Вор, плюнув, бросил чемодан и заковылял прочь.
Мог бы, конечно, выразить претензию: «Ты что — раньше не мог сказать?».
Но не стал этого делать — боясь, видимо, что полемика может затянуться и привести к нежелательным результатам.
Слушая эту его историю, я пришел, наверно, к тем же выводам, что и отец:
— Может, не стоит так уж сразу страдать, дергаться, кипешиться? Может, враги твои, обливаясь потом, несут чемодан твой как раз в нужном тебе направлении?
Глава восьмая.

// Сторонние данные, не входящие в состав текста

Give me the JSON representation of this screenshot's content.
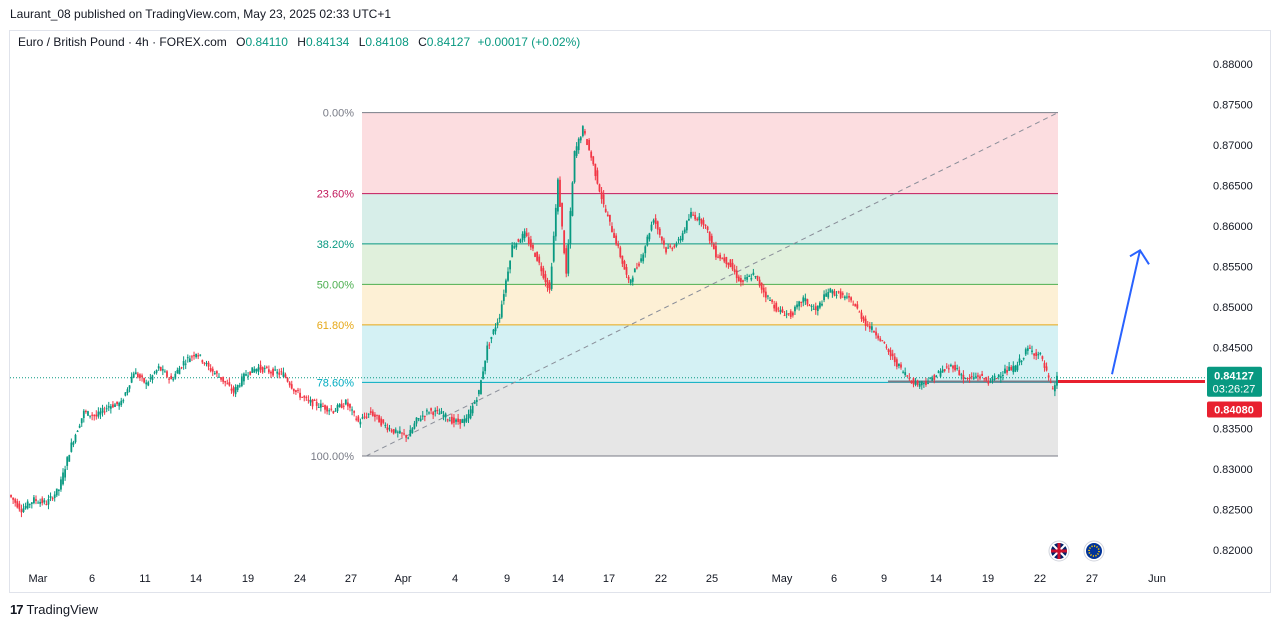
{
  "header": {
    "publisher_line": "Laurant_08 published on TradingView.com, May 23, 2025 02:33 UTC+1"
  },
  "legend": {
    "symbol": "Euro / British Pound · 4h · FOREX.com",
    "open_label": "O",
    "open": "0.84110",
    "high_label": "H",
    "high": "0.84134",
    "low_label": "L",
    "low": "0.84108",
    "close_label": "C",
    "close": "0.84127",
    "change": "+0.00017 (+0.02%)"
  },
  "footer": {
    "logo_text": "17",
    "brand": "TradingView"
  },
  "colors": {
    "up": "#089981",
    "down": "#f23645",
    "fib_0": "#fcdde0",
    "fib_236": "#d7eee9",
    "fib_382": "#e0f0dc",
    "fib_50": "#fdf0d5",
    "fib_618": "#d4f1f4",
    "fib_786": "#e6e6e6",
    "arrow": "#2962ff",
    "support_line": "#e8202f"
  },
  "chart_data": {
    "type": "candlestick",
    "symbol": "EURGBP",
    "timeframe": "4h",
    "y_axis": {
      "ticks": [
        "0.88000",
        "0.87500",
        "0.87000",
        "0.86500",
        "0.86000",
        "0.85500",
        "0.85000",
        "0.84500",
        "0.84000",
        "0.83500",
        "0.83000",
        "0.82500",
        "0.82000"
      ],
      "range": [
        0.8195,
        0.8812
      ]
    },
    "x_axis": {
      "ticks": [
        "Mar",
        "6",
        "11",
        "14",
        "19",
        "24",
        "27",
        "Apr",
        "4",
        "9",
        "14",
        "17",
        "22",
        "25",
        "May",
        "6",
        "9",
        "14",
        "19",
        "22",
        "27",
        "Jun"
      ]
    },
    "fib_levels": [
      {
        "label": "0.00%",
        "ratio": 0.0,
        "price": 0.874,
        "color": "#787b86"
      },
      {
        "label": "23.60%",
        "ratio": 0.236,
        "price": 0.864,
        "color": "#c2185b"
      },
      {
        "label": "38.20%",
        "ratio": 0.382,
        "price": 0.8578,
        "color": "#089981"
      },
      {
        "label": "50.00%",
        "ratio": 0.5,
        "price": 0.8528,
        "color": "#4caf50"
      },
      {
        "label": "61.80%",
        "ratio": 0.618,
        "price": 0.8478,
        "color": "#e6a817"
      },
      {
        "label": "78.60%",
        "ratio": 0.786,
        "price": 0.8407,
        "color": "#00acc1"
      },
      {
        "label": "100.00%",
        "ratio": 1.0,
        "price": 0.8316,
        "color": "#787b86"
      }
    ],
    "price_path": [
      [
        0,
        0.8268
      ],
      [
        6,
        0.825
      ],
      [
        12,
        0.8262
      ],
      [
        18,
        0.8258
      ],
      [
        24,
        0.8275
      ],
      [
        30,
        0.833
      ],
      [
        36,
        0.837
      ],
      [
        42,
        0.8365
      ],
      [
        48,
        0.8378
      ],
      [
        54,
        0.8381
      ],
      [
        60,
        0.842
      ],
      [
        66,
        0.8405
      ],
      [
        72,
        0.8425
      ],
      [
        78,
        0.841
      ],
      [
        84,
        0.8432
      ],
      [
        90,
        0.8444
      ],
      [
        96,
        0.8425
      ],
      [
        102,
        0.8412
      ],
      [
        108,
        0.8395
      ],
      [
        114,
        0.8418
      ],
      [
        120,
        0.8425
      ],
      [
        126,
        0.842
      ],
      [
        132,
        0.8417
      ],
      [
        138,
        0.8395
      ],
      [
        144,
        0.8383
      ],
      [
        150,
        0.8378
      ],
      [
        156,
        0.8372
      ],
      [
        162,
        0.8382
      ],
      [
        168,
        0.8358
      ],
      [
        174,
        0.837
      ],
      [
        180,
        0.8355
      ],
      [
        186,
        0.8345
      ],
      [
        192,
        0.834
      ],
      [
        196,
        0.836
      ],
      [
        202,
        0.8372
      ],
      [
        208,
        0.8368
      ],
      [
        214,
        0.8358
      ],
      [
        220,
        0.836
      ],
      [
        226,
        0.8395
      ],
      [
        230,
        0.845
      ],
      [
        236,
        0.849
      ],
      [
        242,
        0.8575
      ],
      [
        248,
        0.859
      ],
      [
        254,
        0.856
      ],
      [
        260,
        0.852
      ],
      [
        264,
        0.8655
      ],
      [
        268,
        0.854
      ],
      [
        272,
        0.869
      ],
      [
        276,
        0.872
      ],
      [
        280,
        0.8685
      ],
      [
        286,
        0.8625
      ],
      [
        292,
        0.858
      ],
      [
        298,
        0.853
      ],
      [
        304,
        0.856
      ],
      [
        310,
        0.861
      ],
      [
        316,
        0.857
      ],
      [
        322,
        0.858
      ],
      [
        328,
        0.8615
      ],
      [
        334,
        0.8605
      ],
      [
        340,
        0.8565
      ],
      [
        346,
        0.8555
      ],
      [
        352,
        0.853
      ],
      [
        358,
        0.854
      ],
      [
        364,
        0.8515
      ],
      [
        370,
        0.8495
      ],
      [
        376,
        0.849
      ],
      [
        382,
        0.851
      ],
      [
        388,
        0.8495
      ],
      [
        394,
        0.852
      ],
      [
        400,
        0.8515
      ],
      [
        406,
        0.8505
      ],
      [
        412,
        0.848
      ],
      [
        418,
        0.8465
      ],
      [
        424,
        0.844
      ],
      [
        430,
        0.842
      ],
      [
        436,
        0.8405
      ],
      [
        442,
        0.8408
      ],
      [
        448,
        0.842
      ],
      [
        454,
        0.8428
      ],
      [
        460,
        0.841
      ],
      [
        466,
        0.8415
      ],
      [
        472,
        0.8408
      ],
      [
        478,
        0.842
      ],
      [
        484,
        0.8425
      ],
      [
        490,
        0.8448
      ],
      [
        496,
        0.844
      ],
      [
        502,
        0.8396
      ],
      [
        504,
        0.84127
      ]
    ],
    "current_price": "0.84127",
    "countdown": "03:26:27",
    "support_price": "0.84080",
    "support_level": 0.8408,
    "forecast_arrow": {
      "from_price": 0.8412,
      "to_price": 0.857,
      "direction": "up"
    },
    "flag_icons": [
      "gb-flag-icon",
      "eu-flag-icon"
    ]
  }
}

Побег (1932–1936)
Когда отцу исполнилось девяносто, я мягко попросил его написать воспоминания. «Ты думаешь, я еще что-то помню?» — усмехнулся он. Помнил — и еще как! Вот что он написал.
Агрономы тогда требовались срочно и в большом количестве. И на последнем курсе меня вызвали к директору института и спросили — не могу ли я поехать работать уже сейчас? Диплом мне обещали прислать на место, если я хорошо проявлю себя. И я с радостью согласился, поскольку у меня было уже много идей, которые страстно хотелось воплотить на практике. И я даже не спросил, куда ехать — земля есть везде, а другое меня не интересовало. Опять, как и в школе, я не доучился до конца. Но это постоянное «скорей» меня радовало, соответствовало моему темпераменту и нетерпению.
По приезде в Алма-Ату нас, как степных жителей, поразили прежде всего горы, поднимающиеся сразу за городом и покрытые снегом. Я остро почувствовал, что начинается совсем новая жизнь. В министерстве Казахстана выяснилось, что в самом городе нужен только один человек, но на юге Казахстана, в Чимкенте, формируется новая Южно-Казахстанская область, и там нужны агрономы. Мы тряхнули в кепке жребий. Но выиграл не я. Жребий мне всегда доставался не лучший. Но это и сформировало меня. «Лучшим» мой жребий оказывался в конце! А поначалу мы, уже теперь двое, с моим другом Сергеем Быковцем, купили билеты в Чимкент.
Выйдя из вокзала в Чимкенте, мы с удивлением увидели голую степь. Что, интересно, мы здесь будем делать? И где жить? Стоял один-единственный дом азиатского типа, окруженный высоким глухим дувалом. Тут же мрачно стоял привязанный осел — и ничего больше. «Вот так приехали!» — горько засмеялся мой друг. Но приехавшие с нами пассажиры сказали, что нужно немного пройти вперед — и будет город. Это вызвало у нас недоверие, поскольку до самого горизонта никакого города не было видно. Но мы все же пошли, и вскоре прямо у нас под ногами открылась глубокая красивая долина. Между зелеными кронами виднелись железные крыши, покрашенные в самые разнообразные цвета. Мы обрадованно стали спускаться. Город оказался очень приятный. Дома все были одноэтажные, и в каждом дворе был сад. Тротуары отделены от улицы бурными арыками и двумя рядами могучих деревьев, закрывающих пыльное небо — они были гладкие, светло-серые и без коры, ранее таких я не видел. Все дома имели владельцев, и многие пускали к себе жильцов. Мы зашли с другом в понравившийся нам дом. Нас встретила полная седая женщина, как мы узнали, зубной врач. Фамилия ее была Колосенко, что нам, агрономам, очень понравилось, о чем мы сразу же сказали ей, и она рассмеялась. Мужа у нее не было, была дочь, больная и прикованная к креслу, но очень веселая и образованная, и мы впоследствии очень подружились.